Reading Apple's Tea Leaves from the GarageBand & Podcasts Updates

Apple did two things last week that have stuck in my mind: it radically redesigned its Podcasts app and added support for a third-party music routing system, called Audiobus, to GarageBand. I try not to get too optimistic when watching Apple’s moves, but I can’t help but wonder if these tea leaves speak of what’s in store for iOS this year.

Recent iOS app updates hint at changes in AppleRecent iOS app updates hint at changes in Apple

When Apple released Podcasts last year, its heavy use of a realistic-looking reel-to-reel tape deck for parts of its interface brought to a head the discussion over skeuomorphism (or what is also known as simulacra) and whether Apple should use it in so many apps. When Apple shook up its executive team in October 2012 and ousted Scott Forstall, the former head of iOS and champion of skeuomorphism, the community erupted in discussion again. I’m going to skip rehashing this conversation because everything has already been said. Personally, I’m a fan of moderation.

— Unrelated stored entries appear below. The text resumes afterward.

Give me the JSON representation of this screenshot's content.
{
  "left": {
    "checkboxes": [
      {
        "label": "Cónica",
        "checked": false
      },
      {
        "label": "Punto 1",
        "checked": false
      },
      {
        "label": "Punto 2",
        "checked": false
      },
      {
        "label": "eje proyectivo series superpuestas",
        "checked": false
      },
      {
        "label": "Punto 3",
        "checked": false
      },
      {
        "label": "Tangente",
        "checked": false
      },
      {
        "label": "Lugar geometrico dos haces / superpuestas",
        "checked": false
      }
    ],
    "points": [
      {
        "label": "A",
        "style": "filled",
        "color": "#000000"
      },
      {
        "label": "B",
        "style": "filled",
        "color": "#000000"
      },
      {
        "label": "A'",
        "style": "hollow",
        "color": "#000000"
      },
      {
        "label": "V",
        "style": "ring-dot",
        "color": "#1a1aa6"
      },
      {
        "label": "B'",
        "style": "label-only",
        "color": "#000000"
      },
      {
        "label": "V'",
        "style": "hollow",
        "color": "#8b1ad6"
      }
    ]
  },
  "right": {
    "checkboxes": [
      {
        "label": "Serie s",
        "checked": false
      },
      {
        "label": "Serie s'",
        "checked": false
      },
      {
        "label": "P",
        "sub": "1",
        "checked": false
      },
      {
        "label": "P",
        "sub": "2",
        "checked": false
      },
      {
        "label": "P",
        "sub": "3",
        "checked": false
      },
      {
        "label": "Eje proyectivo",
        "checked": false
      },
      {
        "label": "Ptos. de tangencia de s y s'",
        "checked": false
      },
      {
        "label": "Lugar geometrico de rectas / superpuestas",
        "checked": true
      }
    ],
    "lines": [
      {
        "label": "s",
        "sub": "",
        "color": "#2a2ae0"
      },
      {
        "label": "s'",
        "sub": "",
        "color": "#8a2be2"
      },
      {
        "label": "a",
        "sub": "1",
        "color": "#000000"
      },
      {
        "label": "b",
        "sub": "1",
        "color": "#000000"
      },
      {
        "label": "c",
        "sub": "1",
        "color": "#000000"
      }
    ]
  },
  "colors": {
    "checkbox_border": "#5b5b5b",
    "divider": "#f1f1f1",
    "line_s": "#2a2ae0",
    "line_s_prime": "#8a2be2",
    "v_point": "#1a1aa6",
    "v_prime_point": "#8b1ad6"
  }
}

Fast forward to now, and the Podcasts 1.2 update feels like Apple has quietly tossed its hat into the ring. Podcasts is its most recent iOS offering, so giving it a significant redesign with a small point release seems like Apple is speaking softly but carrying a big stick, and on the side is written “skeuomorphism.” I don’t expect Apple to remove this design tool from all of its apps, but I won’t be surprised to see it disappear from at least a couple more in iOS 7, either.

Apple’s other big recent move—adding a third-party music service to GarageBand—also feels like classic “actions speak louder than words” Apple. In short, Audiobus allows you to hook up separate apps for making music on iOS. Instead of just creating your drumbeat in one app, a synth loop in another, and recording your guitar in GarageBand, you can now route that drumbeat and synth loop from separate apps into GarageBand in real time as you rock out with your guitar. Yeah, it’s fantastic.

It’s also the first time I can think of, at least in recent memory, that Apple has adopted a third-party system and API for one of its apps (granted, as The Verge points out, it’s only one-way for now. You can use Audiobus to route other music apps into GarageBand for recording, but you can’t route GarageBand into other apps to do the same—yet). When I think about iOS’s weaknesses, especially compared to the competition, sharing data between apps is high on the list, even at the top for some. What better way for Apple to say “we’re working on it” than by actually doing it with a standalone App Store offering, especially one that is a beacon of the post-PC, “creation versus consumption” discussion surrounding tablets?

The more I’ve thought about this, the more I realized these moves aren’t just tea leaves or “speaking softly.” They’re actual actions, and the fact that they come on the eve of the typical period when it starts previewing new products and features feels like class Apple. I get the feeling this could be a great year for iOS.